これはC++の標準ライブラリとは異なるもので、C++のtry-catchではSEHをハンドリングできません。そこで、SEH例外にコールバック関数を定義し、C++の例外に変換するハンドラを実装しました。
// SEH例外をC++例外に変換する
// C++ではtryのネストができないため、SEH例外をC++例外に変換してcatchすることで一元的に扱えるようにします
void TranslateSEHtoCplusplusException(unsigned int u, EXCEPTION_POINTERS* pExp) {
std::stringstream ss;
ss << "SEH exception has occurred, error code: ";
// 例外コードを取得
auto code = pExp->ExceptionRecord->ExceptionCode;
ss << std::hex << code;
// std::runtime_errorにエラーメッセージを渡して投げる
throw std::runtime_error(ss.str());
}
// 省略
// Windows独自の例外であるSEHのハンドラを定義。これがないとセグフォなどのシステムエラーがキャッチできない。
_set_se_translator(TranslateSEHtoCplusplusException);
このハンドラを_set_se_translatorで登録することでC++のruntime_errorに変換して同じように処理することができるようになります。
NLBの負荷分散が設定されておらず特定のサーバーに負荷が集中した
今回は事前のテストで大量のFAXを送信することが出来なかったため、実運用に入らないと顕在化しない問題が発生することがあります。FAX HTTP APIの運用が始まって発覚したことですが、10月31日頃からFAXの送信が集中する時間帯に、FAXの送信が完了するまでの時間が長くなっている問題が発生しました。
この問題はNLBのクロスロード負荷分散がオフになっていたことが原因でした。NLBにはクロスゾーン負荷分散という複数AZに跨いでトラフィックを分散する機能があります。しかし、デフォルトではオフになっています。

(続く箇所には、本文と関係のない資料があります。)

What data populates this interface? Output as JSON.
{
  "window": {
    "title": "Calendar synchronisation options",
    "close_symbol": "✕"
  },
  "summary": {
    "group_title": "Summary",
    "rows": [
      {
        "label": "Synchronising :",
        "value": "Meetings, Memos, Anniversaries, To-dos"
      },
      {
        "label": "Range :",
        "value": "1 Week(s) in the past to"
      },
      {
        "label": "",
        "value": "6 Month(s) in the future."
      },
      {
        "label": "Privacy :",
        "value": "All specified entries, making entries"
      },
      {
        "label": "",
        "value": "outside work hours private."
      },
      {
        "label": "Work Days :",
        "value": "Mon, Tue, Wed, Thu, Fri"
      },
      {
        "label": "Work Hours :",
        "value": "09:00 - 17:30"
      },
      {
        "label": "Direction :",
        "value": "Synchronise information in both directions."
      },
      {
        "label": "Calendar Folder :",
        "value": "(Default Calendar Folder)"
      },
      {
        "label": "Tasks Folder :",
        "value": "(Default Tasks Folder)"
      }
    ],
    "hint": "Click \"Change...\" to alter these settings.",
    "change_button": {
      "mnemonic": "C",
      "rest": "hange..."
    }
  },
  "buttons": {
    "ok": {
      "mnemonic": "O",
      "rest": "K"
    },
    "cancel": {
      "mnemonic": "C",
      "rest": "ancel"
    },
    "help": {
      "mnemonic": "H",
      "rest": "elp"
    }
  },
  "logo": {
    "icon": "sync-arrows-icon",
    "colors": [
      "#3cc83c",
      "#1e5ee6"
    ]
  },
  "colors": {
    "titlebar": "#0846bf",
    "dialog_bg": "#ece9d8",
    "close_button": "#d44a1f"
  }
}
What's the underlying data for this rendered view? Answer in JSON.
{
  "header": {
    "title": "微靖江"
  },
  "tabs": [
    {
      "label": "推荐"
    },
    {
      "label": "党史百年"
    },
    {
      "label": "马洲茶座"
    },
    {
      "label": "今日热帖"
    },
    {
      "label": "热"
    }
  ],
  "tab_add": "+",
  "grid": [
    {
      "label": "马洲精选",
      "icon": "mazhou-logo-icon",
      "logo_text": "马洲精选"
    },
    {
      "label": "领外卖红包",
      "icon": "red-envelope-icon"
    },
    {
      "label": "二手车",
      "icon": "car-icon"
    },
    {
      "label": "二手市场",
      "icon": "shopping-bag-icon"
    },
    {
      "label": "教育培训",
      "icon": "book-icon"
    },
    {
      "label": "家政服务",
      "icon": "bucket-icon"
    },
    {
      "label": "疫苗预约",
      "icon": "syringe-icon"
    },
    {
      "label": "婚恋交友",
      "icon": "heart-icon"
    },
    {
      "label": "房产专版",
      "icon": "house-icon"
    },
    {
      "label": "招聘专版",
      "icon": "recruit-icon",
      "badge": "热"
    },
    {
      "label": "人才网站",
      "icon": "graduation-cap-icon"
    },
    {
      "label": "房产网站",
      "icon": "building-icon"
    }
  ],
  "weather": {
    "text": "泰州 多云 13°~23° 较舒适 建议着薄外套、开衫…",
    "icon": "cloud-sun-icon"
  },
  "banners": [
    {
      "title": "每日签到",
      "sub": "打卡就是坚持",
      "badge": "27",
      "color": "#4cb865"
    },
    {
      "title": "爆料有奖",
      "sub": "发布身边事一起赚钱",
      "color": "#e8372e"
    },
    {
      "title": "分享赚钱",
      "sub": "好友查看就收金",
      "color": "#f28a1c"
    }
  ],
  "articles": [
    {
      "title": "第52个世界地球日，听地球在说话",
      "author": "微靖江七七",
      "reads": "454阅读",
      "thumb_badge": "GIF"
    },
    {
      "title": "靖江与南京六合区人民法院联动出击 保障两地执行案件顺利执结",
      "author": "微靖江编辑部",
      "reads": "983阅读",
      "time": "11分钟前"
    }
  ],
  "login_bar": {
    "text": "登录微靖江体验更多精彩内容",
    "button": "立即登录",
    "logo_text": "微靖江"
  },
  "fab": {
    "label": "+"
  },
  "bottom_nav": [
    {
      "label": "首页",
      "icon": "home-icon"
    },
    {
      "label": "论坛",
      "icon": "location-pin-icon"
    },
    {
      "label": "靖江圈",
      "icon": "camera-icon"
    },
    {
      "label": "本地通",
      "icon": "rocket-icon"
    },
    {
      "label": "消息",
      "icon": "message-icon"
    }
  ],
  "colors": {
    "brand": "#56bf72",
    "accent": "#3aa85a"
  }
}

この設定を有効化することで特定のサーバーにリクエストが集中する問題は解消しました。
参考:https://docs.aws.amazon.com/ja_jp/elasticloadbalancing/latest/network/load-balancer-access-logs.html
終わりに
今回はC言語とCGIを用いて大量のFAXの送信を自動化するためのAPIを実装しました。大量のFAXを自動的に送信する例はそれほど多くなく、ベンダーの仕様などさまざまな制約がありましたが何とか実装することができました。
このシステムは10月の終わりから本番稼働を開始し、現在まで安定してFAXの送信を行うことが出来ています。これまでは1日に大量のFAXを手動で送っていたので、その大部分を自動で行えるようになり社内の業務改善に貢献できたと自負しています。今後も社内の業務改善やPHPのレガシーコード改善などを頑張って行きたいと思います!